「う……うん、俺にもいるよ。ナルって言うんだけど、頭も良くて、めちゃくちゃカッコイイ奴」
「へぇ、そうなんだ」
心に引っ掛かりは覚えたものの、今のミオの口ぶりから察するに、その"たっちゃん"という親友は、本当に友達という枠内の相手なんだろうと感じた。
ミオが、たっちゃんに特別な感情を抱いているようには聞こえなかったし……。
たっちゃんはどうかわからないけれど、ミオはたっちゃんを本当に親友だと思っているみたいだ。
「たっちゃんが聞いたら、悲鳴を上げて喜びそう」
「なんで?」
「たっちゃんね、イケメンウォッチングが趣味なの。
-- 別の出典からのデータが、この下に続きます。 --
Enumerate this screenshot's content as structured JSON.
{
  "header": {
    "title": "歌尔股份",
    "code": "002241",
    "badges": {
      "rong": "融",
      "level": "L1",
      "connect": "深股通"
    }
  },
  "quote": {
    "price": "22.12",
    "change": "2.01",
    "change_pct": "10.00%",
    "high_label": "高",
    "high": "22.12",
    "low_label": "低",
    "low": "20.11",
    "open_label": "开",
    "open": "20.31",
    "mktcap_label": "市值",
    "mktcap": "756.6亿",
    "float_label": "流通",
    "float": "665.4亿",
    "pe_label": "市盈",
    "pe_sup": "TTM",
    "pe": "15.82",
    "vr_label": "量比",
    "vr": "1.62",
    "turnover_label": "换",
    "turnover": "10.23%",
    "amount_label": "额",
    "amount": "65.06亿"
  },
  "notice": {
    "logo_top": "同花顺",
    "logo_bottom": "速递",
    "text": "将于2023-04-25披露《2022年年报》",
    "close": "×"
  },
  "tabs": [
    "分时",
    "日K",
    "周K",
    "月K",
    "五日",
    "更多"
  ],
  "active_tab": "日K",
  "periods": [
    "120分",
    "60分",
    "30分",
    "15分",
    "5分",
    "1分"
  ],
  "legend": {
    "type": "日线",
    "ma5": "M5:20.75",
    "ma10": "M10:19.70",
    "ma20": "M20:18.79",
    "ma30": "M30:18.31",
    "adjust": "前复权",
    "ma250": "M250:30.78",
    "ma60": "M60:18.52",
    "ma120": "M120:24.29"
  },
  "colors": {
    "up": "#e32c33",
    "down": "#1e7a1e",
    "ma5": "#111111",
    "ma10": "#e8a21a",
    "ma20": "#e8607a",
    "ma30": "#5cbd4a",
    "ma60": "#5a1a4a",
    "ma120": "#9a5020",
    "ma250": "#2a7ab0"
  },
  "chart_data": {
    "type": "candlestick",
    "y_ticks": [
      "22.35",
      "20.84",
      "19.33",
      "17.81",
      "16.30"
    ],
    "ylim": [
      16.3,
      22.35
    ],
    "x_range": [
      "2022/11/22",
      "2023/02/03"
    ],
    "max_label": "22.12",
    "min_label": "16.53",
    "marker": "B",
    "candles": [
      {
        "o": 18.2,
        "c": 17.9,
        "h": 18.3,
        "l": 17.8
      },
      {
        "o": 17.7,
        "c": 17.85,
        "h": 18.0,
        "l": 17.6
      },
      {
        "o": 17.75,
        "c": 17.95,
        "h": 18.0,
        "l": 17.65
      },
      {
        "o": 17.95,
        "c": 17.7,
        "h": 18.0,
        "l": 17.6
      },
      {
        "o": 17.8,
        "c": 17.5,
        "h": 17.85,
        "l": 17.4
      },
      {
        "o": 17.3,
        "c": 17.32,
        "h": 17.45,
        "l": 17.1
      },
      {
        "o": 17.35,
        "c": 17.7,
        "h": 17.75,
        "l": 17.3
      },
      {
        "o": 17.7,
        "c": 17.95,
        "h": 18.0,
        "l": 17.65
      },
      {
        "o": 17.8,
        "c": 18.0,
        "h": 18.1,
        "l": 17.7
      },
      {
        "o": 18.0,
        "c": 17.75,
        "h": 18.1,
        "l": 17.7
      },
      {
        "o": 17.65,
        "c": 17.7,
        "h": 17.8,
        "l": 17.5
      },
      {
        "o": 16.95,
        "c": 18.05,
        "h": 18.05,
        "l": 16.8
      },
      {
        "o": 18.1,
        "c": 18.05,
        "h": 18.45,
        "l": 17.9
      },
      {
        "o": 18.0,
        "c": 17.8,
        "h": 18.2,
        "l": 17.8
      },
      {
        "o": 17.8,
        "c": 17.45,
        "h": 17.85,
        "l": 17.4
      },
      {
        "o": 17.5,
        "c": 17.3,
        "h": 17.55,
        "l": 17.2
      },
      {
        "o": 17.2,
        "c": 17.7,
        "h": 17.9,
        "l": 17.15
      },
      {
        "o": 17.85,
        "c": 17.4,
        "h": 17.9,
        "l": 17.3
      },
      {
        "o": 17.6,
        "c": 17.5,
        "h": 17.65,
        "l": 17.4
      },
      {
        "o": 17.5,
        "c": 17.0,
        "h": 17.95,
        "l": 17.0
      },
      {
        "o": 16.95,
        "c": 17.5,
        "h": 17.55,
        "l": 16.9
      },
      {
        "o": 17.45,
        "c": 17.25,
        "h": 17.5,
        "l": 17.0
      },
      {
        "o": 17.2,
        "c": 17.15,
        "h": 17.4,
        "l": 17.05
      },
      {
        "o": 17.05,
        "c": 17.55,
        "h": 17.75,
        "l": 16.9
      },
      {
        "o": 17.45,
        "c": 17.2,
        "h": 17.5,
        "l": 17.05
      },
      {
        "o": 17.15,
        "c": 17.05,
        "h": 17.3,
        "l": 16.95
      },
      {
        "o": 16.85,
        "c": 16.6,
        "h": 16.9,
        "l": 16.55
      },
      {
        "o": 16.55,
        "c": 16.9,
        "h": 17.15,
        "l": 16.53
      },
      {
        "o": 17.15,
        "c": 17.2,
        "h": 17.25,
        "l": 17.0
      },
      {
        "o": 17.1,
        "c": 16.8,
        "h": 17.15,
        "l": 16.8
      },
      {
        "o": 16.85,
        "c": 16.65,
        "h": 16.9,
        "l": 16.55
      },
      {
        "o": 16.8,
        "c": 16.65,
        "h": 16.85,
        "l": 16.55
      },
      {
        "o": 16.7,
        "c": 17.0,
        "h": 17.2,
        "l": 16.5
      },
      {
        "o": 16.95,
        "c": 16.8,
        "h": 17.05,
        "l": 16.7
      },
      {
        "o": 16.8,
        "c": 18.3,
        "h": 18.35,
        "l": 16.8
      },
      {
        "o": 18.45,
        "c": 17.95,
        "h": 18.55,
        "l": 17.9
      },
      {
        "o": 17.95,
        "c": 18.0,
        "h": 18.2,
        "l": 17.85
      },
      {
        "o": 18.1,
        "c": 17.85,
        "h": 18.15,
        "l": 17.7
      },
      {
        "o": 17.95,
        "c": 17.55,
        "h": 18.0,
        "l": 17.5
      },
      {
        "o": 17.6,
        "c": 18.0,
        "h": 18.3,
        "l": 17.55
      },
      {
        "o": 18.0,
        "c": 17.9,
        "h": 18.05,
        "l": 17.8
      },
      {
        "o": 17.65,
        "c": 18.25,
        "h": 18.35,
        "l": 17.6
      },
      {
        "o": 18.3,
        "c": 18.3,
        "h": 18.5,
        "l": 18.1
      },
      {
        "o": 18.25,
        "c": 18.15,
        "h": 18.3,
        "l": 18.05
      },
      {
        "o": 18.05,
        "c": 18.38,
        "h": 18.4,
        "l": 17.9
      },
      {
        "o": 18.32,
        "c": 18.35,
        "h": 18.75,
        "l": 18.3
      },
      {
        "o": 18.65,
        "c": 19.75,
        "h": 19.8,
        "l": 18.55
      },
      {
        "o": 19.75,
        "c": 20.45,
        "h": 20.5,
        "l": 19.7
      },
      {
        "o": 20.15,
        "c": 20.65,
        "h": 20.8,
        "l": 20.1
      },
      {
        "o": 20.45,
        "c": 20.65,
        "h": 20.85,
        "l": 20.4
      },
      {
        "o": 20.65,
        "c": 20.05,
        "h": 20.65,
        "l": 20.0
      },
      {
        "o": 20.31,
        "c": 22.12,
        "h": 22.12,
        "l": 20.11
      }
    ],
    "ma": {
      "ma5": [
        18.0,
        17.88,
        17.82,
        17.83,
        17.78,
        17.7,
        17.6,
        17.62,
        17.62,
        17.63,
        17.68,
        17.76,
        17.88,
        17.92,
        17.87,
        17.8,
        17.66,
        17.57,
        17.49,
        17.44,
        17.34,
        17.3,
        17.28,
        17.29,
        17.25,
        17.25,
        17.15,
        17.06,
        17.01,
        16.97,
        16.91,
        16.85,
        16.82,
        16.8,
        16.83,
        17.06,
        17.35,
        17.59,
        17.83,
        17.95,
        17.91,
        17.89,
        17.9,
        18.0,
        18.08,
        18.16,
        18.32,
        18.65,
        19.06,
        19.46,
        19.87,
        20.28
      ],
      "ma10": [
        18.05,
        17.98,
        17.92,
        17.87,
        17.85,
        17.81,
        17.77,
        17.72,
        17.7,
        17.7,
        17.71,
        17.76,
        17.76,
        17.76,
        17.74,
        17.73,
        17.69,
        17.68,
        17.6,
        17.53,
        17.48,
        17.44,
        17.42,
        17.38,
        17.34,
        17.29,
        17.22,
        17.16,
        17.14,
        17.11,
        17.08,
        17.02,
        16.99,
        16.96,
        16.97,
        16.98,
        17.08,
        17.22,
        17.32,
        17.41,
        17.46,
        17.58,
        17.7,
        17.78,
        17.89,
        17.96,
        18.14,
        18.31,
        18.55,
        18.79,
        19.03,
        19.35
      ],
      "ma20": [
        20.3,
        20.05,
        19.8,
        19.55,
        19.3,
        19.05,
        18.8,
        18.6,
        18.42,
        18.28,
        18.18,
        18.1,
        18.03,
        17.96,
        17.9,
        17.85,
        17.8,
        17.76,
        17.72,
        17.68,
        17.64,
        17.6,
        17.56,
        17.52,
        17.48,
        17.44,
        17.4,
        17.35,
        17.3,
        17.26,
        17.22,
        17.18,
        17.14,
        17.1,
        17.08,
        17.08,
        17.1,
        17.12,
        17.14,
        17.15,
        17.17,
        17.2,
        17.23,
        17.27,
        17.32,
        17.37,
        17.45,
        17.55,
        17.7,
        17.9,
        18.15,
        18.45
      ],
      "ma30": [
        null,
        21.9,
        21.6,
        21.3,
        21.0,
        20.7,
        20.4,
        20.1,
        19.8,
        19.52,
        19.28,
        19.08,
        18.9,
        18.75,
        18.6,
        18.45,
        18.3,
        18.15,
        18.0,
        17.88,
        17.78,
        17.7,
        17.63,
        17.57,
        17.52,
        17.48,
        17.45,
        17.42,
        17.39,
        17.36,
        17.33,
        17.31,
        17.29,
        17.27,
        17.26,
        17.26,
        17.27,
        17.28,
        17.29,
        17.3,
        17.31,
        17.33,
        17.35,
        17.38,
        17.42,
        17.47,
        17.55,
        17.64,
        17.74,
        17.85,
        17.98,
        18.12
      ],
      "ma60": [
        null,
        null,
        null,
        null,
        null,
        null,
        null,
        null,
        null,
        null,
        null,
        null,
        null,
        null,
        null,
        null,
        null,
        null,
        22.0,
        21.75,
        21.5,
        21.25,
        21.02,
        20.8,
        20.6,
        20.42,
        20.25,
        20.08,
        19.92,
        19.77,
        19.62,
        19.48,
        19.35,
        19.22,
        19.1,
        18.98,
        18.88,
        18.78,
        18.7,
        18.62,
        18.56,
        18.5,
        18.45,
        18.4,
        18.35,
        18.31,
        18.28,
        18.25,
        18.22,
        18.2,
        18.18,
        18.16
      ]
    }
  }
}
だから、ユウリくんとその……ナルくん? カッコイイふたりが並んで歩いてるのを見たら、絶対キャーキャー悲鳴を上げて喜ぶよ」
「ふふっ」と面白そうに笑ったミオは、また暗に俺を「カッコイイ」と言ったことに自覚はないらしい。
もうほんと、色々反則だと思うんだけど……。
「あ……ごめんね」
「え?」
「なんか、たっちゃんの話ばっかりしちゃって……。え、と。お互いのことをよく知ろう、だから、お互いのことを話さなきゃいけないんだよね……」
俺が黙り込んでしまったから、自分が間違ったことを話したと思ったんだろう。
ミオが慌てて謝って、次の話題を探そうとするから、俺も慌てて口を挟んだ。